Lido DAO contributors were informed about a security vulnerability affecting an active Node Operator, InfStones, using the Lido on Ethereum protocol. Discussions with the affected Node Operator and security researcher, dWallet Labs, led to conclusions about the vulnerability. The vulnerability, linked to the Tailon library, was discovered in July 2023 by dWallet Labs. Lido Finance stated that there is no evidence of key leakage or exploit. A security firm reported vulnerabilities compromising staked assets worth $1 billion.

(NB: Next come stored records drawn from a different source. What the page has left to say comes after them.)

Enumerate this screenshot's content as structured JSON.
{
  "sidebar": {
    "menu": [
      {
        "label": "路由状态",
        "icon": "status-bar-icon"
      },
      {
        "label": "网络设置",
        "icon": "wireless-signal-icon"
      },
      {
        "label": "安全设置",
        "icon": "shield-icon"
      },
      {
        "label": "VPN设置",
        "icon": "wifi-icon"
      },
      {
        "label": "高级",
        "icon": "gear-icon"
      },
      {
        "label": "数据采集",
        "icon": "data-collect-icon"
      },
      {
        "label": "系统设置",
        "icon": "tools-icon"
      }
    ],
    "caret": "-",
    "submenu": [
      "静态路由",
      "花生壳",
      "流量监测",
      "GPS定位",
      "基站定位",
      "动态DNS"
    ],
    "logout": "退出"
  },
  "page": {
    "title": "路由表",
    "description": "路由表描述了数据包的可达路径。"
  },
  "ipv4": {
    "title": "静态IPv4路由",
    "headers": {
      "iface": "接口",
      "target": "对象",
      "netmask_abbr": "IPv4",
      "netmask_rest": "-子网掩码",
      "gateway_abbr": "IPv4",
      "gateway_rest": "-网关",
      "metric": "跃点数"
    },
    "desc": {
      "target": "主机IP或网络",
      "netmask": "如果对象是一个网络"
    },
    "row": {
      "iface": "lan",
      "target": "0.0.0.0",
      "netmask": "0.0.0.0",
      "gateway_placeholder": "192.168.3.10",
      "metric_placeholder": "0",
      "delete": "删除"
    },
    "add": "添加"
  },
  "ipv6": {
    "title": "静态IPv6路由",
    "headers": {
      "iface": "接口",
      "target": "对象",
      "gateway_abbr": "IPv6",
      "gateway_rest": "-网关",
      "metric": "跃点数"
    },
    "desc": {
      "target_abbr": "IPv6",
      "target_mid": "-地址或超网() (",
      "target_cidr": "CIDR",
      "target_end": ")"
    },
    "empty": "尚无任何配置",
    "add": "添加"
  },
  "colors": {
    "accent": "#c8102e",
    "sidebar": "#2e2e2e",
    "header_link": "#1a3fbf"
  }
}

Security Firm Says It Found Vulnerabilities Which Compromised Staked Assets Worth $1Billion #validators #nodes https://t.co/tvvLW8rB4Z
Lido operator InfStones is expected to take precautionary measures after a vulnerability disclosure. The Tailon library-linked vulnerability, discovered in July 2023 by dWallet Labs, has been addressed. Lido Finance clarified there is no evidence of key leakage or exploit.… https://t.co/tuRe8UMsoI
Following discussions with the affected Node Operator (InfStones) and the relevant security researcher (dWallet Labs), Lido DAO contributors have come to the following conclusions regarding the previously mentioned vulnerability.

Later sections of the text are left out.